Quiet Quitting: The Silent Storm Part 1

 


We’ve heard the term by now. Even if we don’t understand it or cannot define it, it is and has been happening. Leaving but staying. “Quiet quitting refers to a phenomenon where employees disengage from their work and workplace without overtly expressing their dissatisfaction or resigning” (Mahand and Caldwell, 2023). It is a response to workplaces that have little room for growth and improvement, where employees become disillusioned. You would recognize it as burnout, doing the bare minimum or working within your pay grade. Employees of this generation are no longer buying into the idea that they must remain loyal to the firm until retirement. They are often criticized for this.

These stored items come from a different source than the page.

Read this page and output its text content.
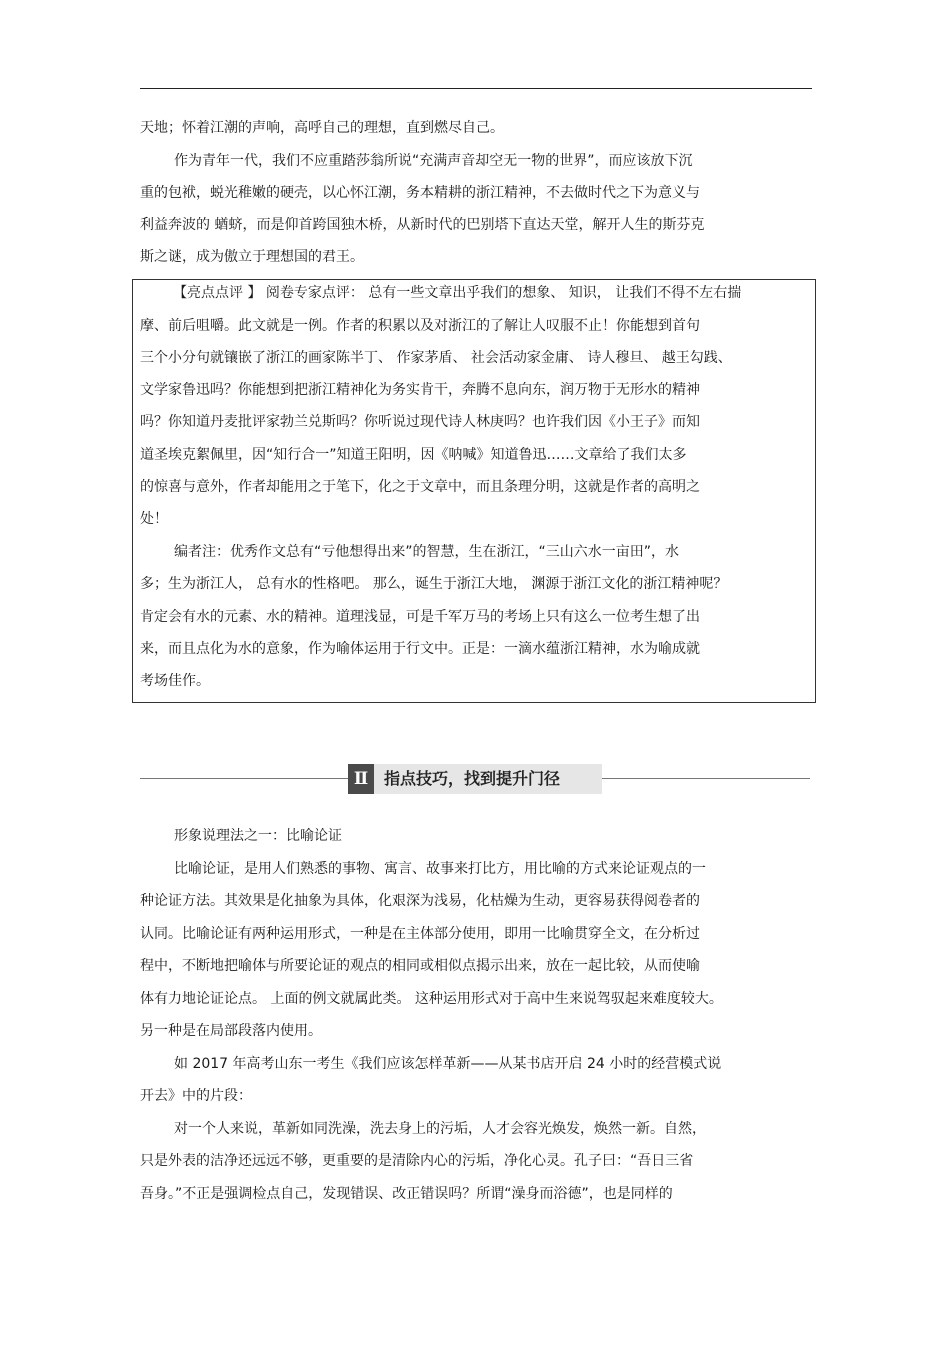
天地；怀着江潮的声响，高呼自己的理想，直到燃尽自己。
作为青年一代，我们不应重踏莎翁所说“充满声音却空无一物的世界”，而应该放下沉
重的包袱，蜕光稚嫩的硬壳，以心怀江潮，务本精耕的浙江精神，不去做时代之下为意义与
利益奔波的 蝤蛴，而是仰首跨国独木桥，从新时代的巴别塔下直达天堂，解开人生的斯芬克
斯之谜，成为傲立于理想国的君王。
【亮点点评 】 阅卷专家点评： 总有一些文章出乎我们的想象、 知识， 让我们不得不左右揣
摩、前后咀嚼。此文就是一例。作者的积累以及对浙江的了解让人叹服不止！你能想到首句
三个小分句就镶嵌了浙江的画家陈半丁、 作家茅盾、 社会活动家金庸、 诗人穆旦、 越王勾践、
文学家鲁迅吗？你能想到把浙江精神化为务实肯干，奔腾不息向东，润万物于无形水的精神
吗？你知道丹麦批评家勃兰兑斯吗？你听说过现代诗人林庚吗？也许我们因《小王子》而知
道圣埃克絮佩里，因“知行合一”知道王阳明，因《呐喊》知道鲁迅……文章给了我们太多
的惊喜与意外，作者却能用之于笔下，化之于文章中，而且条理分明，这就是作者的高明之
处！
编者注：优秀作文总有“亏他想得出来”的智慧，生在浙江，“三山六水一亩田”，水
多；生为浙江人， 总有水的性格吧。 那么，诞生于浙江大地， 渊源于浙江文化的浙江精神呢？
肯定会有水的元素、水的精神。道理浅显，可是千军万马的考场上只有这么一位考生想了出
来，而且点化为水的意象，作为喻体运用于行文中。正是：一滴水蕴浙江精神，水为喻成就
考场佳作。
Ⅱ 指点技巧，找到提升门径
形象说理法之一：比喻论证
比喻论证，是用人们熟悉的事物、寓言、故事来打比方，用比喻的方式来论证观点的一
种论证方法。其效果是化抽象为具体，化艰深为浅易，化枯燥为生动，更容易获得阅卷者的
认同。比喻论证有两种运用形式，一种是在主体部分使用，即用一比喻贯穿全文，在分析过
程中，不断地把喻体与所要论证的观点的相同或相似点揭示出来，放在一起比较，从而使喻
体有力地论证论点。 上面的例文就属此类。 这种运用形式对于高中生来说驾驭起来难度较大。
另一种是在局部段落内使用。
如 2017 年高考山东一考生《我们应该怎样革新——从某书店开启 24 小时的经营模式说
开去》中的片段：
对一个人来说，革新如同洗澡，洗去身上的污垢，人才会容光焕发，焕然一新。自然，
只是外表的洁净还远远不够，更重要的是清除内心的污垢，净化心灵。孔子曰：“吾日三省
吾身。”不正是强调检点自己，发现错误、改正错误吗？所谓“澡身而浴德”，也是同样的
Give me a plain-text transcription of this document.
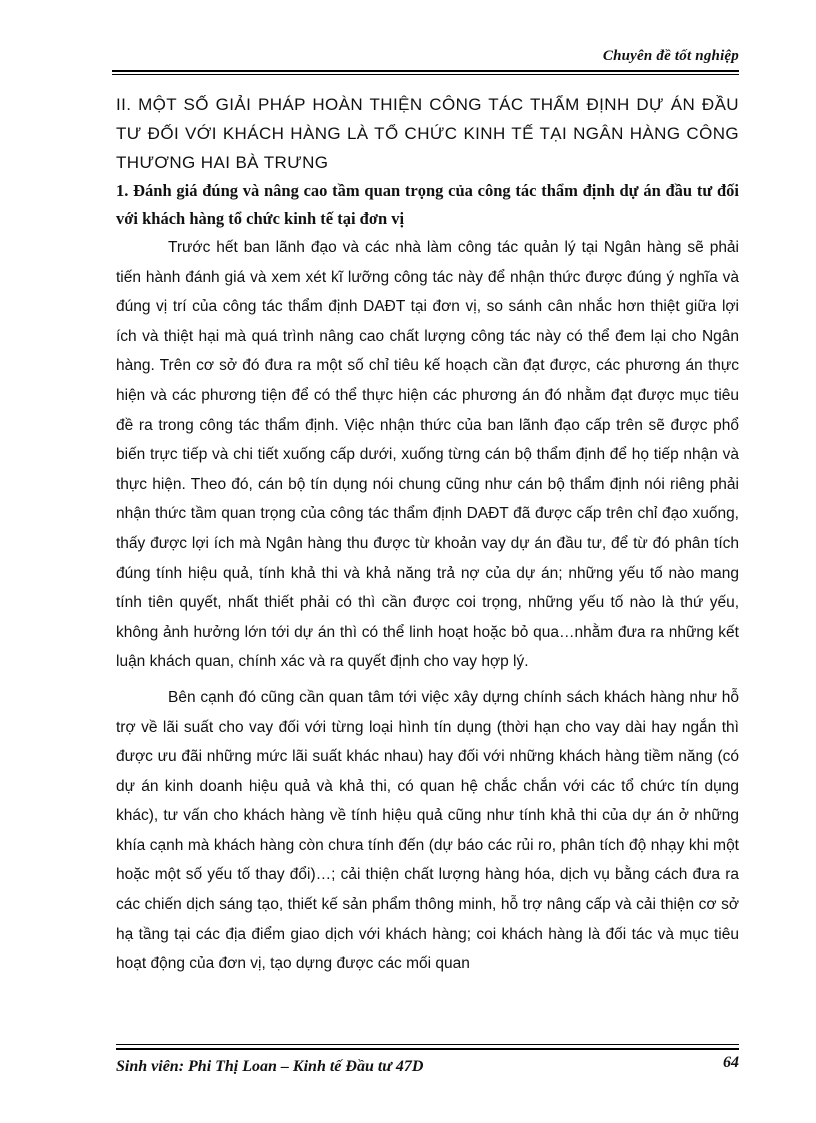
Chuyên đề tốt nghiệp

II. MỘT SỐ GIẢI PHÁP HOÀN THIỆN CÔNG TÁC THẨM ĐỊNH DỰ ÁN ĐẦU TƯ ĐỐI VỚI KHÁCH HÀNG LÀ TỔ CHỨC KINH TẾ TẠI NGÂN HÀNG CÔNG THƯƠNG HAI BÀ TRƯNG

1. Đánh giá đúng và nâng cao tầm quan trọng của công tác thẩm định dự án đầu tư đối với khách hàng tổ chức kinh tế tại đơn vị

Trước hết ban lãnh đạo và các nhà làm công tác quản lý tại Ngân hàng sẽ phải tiến hành đánh giá và xem xét kĩ lưỡng công tác này để nhận thức được đúng ý nghĩa và đúng vị trí của công tác thẩm định DAĐT tại đơn vị, so sánh cân nhắc hơn thiệt giữa lợi ích và thiệt hại mà quá trình nâng cao chất lượng công tác này có thể đem lại cho Ngân hàng. Trên cơ sở đó đưa ra một số chỉ tiêu kế hoạch cần đạt được, các phương án thực hiện và các phương tiện để có thể thực hiện các phương án đó nhằm đạt được mục tiêu đề ra trong công tác thẩm định. Việc nhận thức của ban lãnh đạo cấp trên sẽ được phổ biến trực tiếp và chi tiết xuống cấp dưới, xuống từng cán bộ thẩm định để họ tiếp nhận và thực hiện. Theo đó, cán bộ tín dụng nói chung cũng như cán bộ thẩm định nói riêng phải nhận thức tầm quan trọng của công tác thẩm định DAĐT đã được cấp trên chỉ đạo xuống, thấy được lợi ích mà Ngân hàng thu được từ khoản vay dự án đầu tư, để từ đó phân tích đúng tính hiệu quả, tính khả thi và khả năng trả nợ của dự án; những yếu tố nào mang tính tiên quyết, nhất thiết phải có thì cần được coi trọng, những yếu tố nào là thứ yếu, không ảnh hưởng lớn tới dự án thì có thể linh hoạt hoặc bỏ qua…nhằm đưa ra những kết luận khách quan, chính xác và ra quyết định cho vay hợp lý.

Bên cạnh đó cũng cần quan tâm tới việc xây dựng chính sách khách hàng như hỗ trợ về lãi suất cho vay đối với từng loại hình tín dụng (thời hạn cho vay dài hay ngắn thì được ưu đãi những mức lãi suất khác nhau) hay đối với những khách hàng tiềm năng (có dự án kinh doanh hiệu quả và khả thi, có quan hệ chắc chắn với các tổ chức tín dụng khác), tư vấn cho khách hàng về tính hiệu quả cũng như tính khả thi của dự án ở những khía cạnh mà khách hàng còn chưa tính đến (dự báo các rủi ro, phân tích độ nhạy khi một hoặc một số yếu tố thay đổi)…; cải thiện chất lượng hàng hóa, dịch vụ bằng cách đưa ra các chiến dịch sáng tạo, thiết kế sản phẩm thông minh, hỗ trợ nâng cấp và cải thiện cơ sở hạ tầng tại các địa điểm giao dịch với khách hàng; coi khách hàng là đối tác và mục tiêu hoạt động của đơn vị, tạo dựng được các mối quan

Sinh viên: Phi Thị Loan – Kinh tế Đầu tư 47D	64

But what their critics fail to realize is that the rewards, economy, standard of living that previous generations were afforded that offset lifelong loyalty, no longer exists in the current workplace. 


Quiet quitting is now loud and visible, but it has been happening for a long time as a silent epidemic in the teaching profession. It is just that back then, we called it ‘burnout out”. There’s more than enough research covering the issue as it pertains to teaching (Gabriel and Aguinis, 2022; Wu, et al., 2022 ). It is just that teachers were made to feel ashamed for reacting in a natural manner to conditions that required little to no thanks, inadequate resources and poor rewards. We’ve been complaining about it for so long with nothing being done to remedy the situation in the majority of cases because we continue to do too much with little.


I find that those who question whether quiet quitting is real are usually those out of touch with what’s going on… the managers. Those who know it's real have no need to question because they are in the process of quietly quitting or have done so —it is a matter of experience. And what managers are experiencing are the results of quiet quitting, more specifically its inevitable —the great resignation (See Part 2). They see it when it is too late. Or watch in dismay or denial as their ships sink. They are bewildered or cannot adapt to a new type of employee —one who has options. Others do not deny its existence but express incredulity at a workplace that would allow this to happen without the employee being fired. And that’s just the thing— quiet quitting is like a creeping hazard. You often don’t see it happening until it’s too late.


References


Gabriel, K. P., & Aguinis, H. (2022). How to prevent and combat employee burnout and create healthier workplaces during crises and beyond. Business Horizons, 65(2), 183-192. Mahand, T., & Caldwell, C. (2023). Quiet Quitting—Causes and Opportunities. Business and Management Researches, 12(1), 9-18. Wu, Y., Fu, Q., Akbar, S., Samad, S., Comite, U., Bucurean, M., & Badulescu, A. (2022). Reducing healthcare employees’ burnout through ethical leadership: the role of altruism and motivation. International Journal of Environmental Research and Public Health, 19(20), 13102.